Alkynes and Polymerization

• Alkynes:

  • Structure: Hydrocarbons with triple bonds ($C \equiv C$). General formula: $C_nH_{2n-2}$.

  • Reactions: Undergo two-step addition hydrogenation or halogenation (Alkyne \rightarrow Alkene \rightarrow Alkane/Haloalkane).

• Polymerization:

  • Definition: Large molecules made of repeating units (monomers).

  • Addition Polymerization: Alkenes break their double bonds to link into long chains under heat and catalyst conditions.

Alkanes and Cyclic Compounds

• Alkanes: Saturated hydrocarbons with single bonds. Low reactivity. Substitution occurs with halogens under UV light.

• State Change with Length:

  • $C_1$ to $C_4$: Gases at room temperature ($25\,^\circ C$).

  • $C_5$ to $C_{15}$: Liquids at room temperature.

• Cyclic Alkanes: Alkanes in an acyclic ring structure ($n \ge 3$). General formula: $C_nH_{2n}$. Slightly higher melting and boiling points than linear alkanes.

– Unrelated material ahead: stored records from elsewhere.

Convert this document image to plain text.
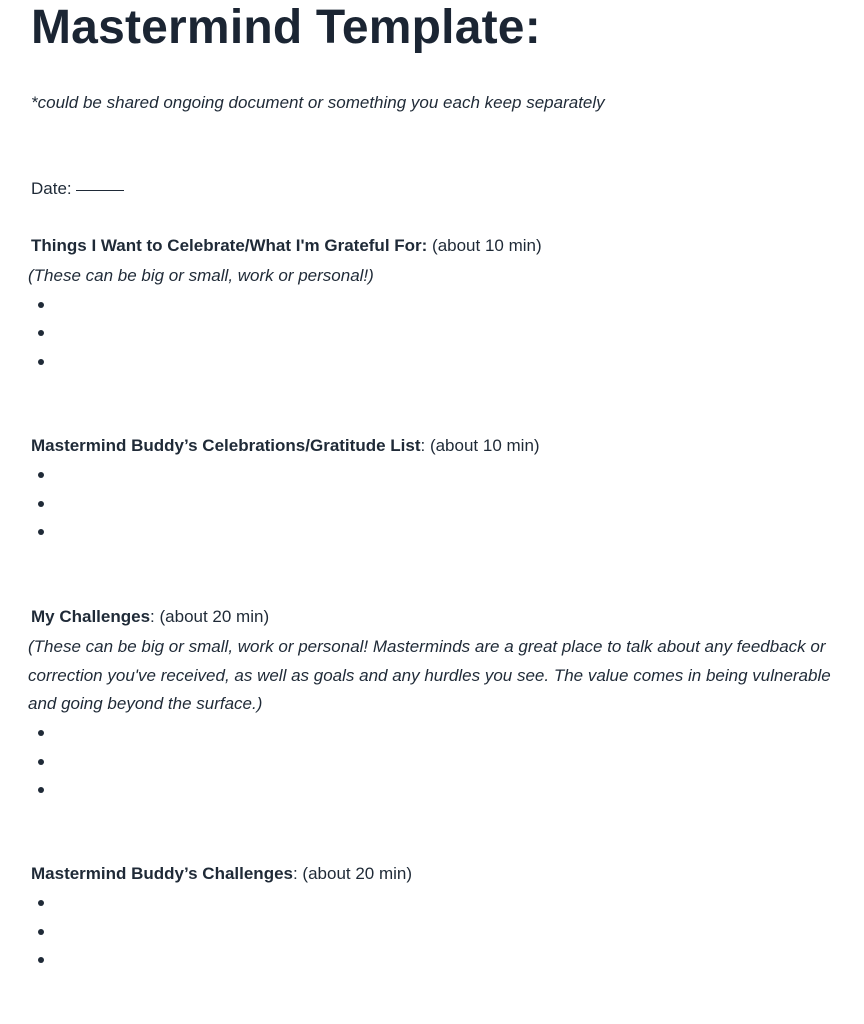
Mastermind Template:
*could be shared ongoing document or something you each keep separately
Date:
Things I Want to Celebrate/What I'm Grateful For: (about 10 min)
(These can be big or small, work or personal!)
Mastermind Buddy’s Celebrations/Gratitude List: (about 10 min)
My Challenges: (about 20 min)
(These can be big or small, work or personal! Masterminds are a great place to talk about any feedback or correction you've received, as well as goals and any hurdles you see. The value comes in being vulnerable and going beyond the surface.)
Mastermind Buddy’s Challenges: (about 20 min)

• Structural Isomers: Compounds with the same molecular formula but different atomic arrangements (e.g., hexane, 2-methylpentane, 2,2-dimethylbutane).

Questions & Discussion

• Do Now Exercises:

  • Name the compound with a 5-carbon chain and a methyl branch on the 3rd carbon: $3\text{-methylpentane}$.

  • Define structural isomers: Compounds with the same molecular formula but atoms arranged/connected differently.

• Testing unknown substances: If a substance decolorizes orange bromine water instantly, it is an alkene. If it requires UV light and is slow, it is an alkane. If bubbles are produced when added to a carbonate, it is a carboxylic acid.